The human experience can be confusing at times. Let’s attempt to carefully describe the different working components involved in a typical person’s metaphysical experience.
Within a single person, there is a division between the self and the other, that grows weaker as a person ages. As the self spends more time with the other, the two intermingle and become more mutually interactive. The “self” is composed of mind, body, and spirit. The “other” is composed of all the things outside the self that nevertheless contribute to the formation of the self. The self impacts the other, and the other impacts the self, such that the past, present, and future condition of the person’s self and their environment are altered as time passes. Let’s examine this further.
The Self
The mind: This is the portion of a person’s experience that includes conscious thought, language, intellectual directives, and memories.
The body: This is the portion of a person’s experience that includes the corporeal form, including all of the elements of a person’s physical experience that act upon the other as commanded by a person’s spiritual intent.

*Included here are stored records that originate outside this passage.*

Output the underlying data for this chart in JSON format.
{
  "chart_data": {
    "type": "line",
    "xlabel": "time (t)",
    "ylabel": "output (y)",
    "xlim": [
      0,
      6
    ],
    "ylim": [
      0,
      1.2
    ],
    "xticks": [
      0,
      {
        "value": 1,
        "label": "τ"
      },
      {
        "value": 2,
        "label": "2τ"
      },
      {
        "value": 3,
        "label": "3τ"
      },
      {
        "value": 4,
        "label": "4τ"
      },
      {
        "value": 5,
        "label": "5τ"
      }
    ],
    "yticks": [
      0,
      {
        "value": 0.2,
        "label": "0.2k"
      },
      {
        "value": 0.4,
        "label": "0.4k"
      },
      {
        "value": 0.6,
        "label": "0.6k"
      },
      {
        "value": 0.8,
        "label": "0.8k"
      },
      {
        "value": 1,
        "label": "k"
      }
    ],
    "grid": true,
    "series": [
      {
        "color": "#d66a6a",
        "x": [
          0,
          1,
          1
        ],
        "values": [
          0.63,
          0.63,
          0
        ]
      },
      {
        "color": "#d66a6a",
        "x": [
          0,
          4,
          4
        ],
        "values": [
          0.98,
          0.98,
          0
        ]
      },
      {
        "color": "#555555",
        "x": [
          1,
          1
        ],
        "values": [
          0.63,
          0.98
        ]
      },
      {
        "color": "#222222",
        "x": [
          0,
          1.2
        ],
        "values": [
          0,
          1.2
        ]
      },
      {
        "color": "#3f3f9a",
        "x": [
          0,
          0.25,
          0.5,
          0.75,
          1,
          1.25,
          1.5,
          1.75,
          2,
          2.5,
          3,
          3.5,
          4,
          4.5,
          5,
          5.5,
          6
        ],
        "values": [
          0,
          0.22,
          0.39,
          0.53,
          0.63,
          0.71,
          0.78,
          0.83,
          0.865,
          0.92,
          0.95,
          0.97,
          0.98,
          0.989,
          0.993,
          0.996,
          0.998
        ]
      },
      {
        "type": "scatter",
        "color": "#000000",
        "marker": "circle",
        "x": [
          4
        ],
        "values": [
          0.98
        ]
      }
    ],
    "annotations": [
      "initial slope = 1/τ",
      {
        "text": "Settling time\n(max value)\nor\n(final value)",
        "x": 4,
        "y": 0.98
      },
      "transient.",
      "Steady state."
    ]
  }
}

The spirit: This is the portion of a person’s experience that includes the vague, ephemeral, wordless realm of unconscious thought, emotion, sensation, and desires.
The Other
This is the portion of a person’s experience that includes all parts of a person’s environment that are not incorporated within the self; essentially it is the entire physical environment, composed of multiple entities, each with their own self-containment, that all exist outside a particular self.
As time passes, it is more easy for the mind, body, and spirit of the self and the other to intermingle, interact, and affect one another.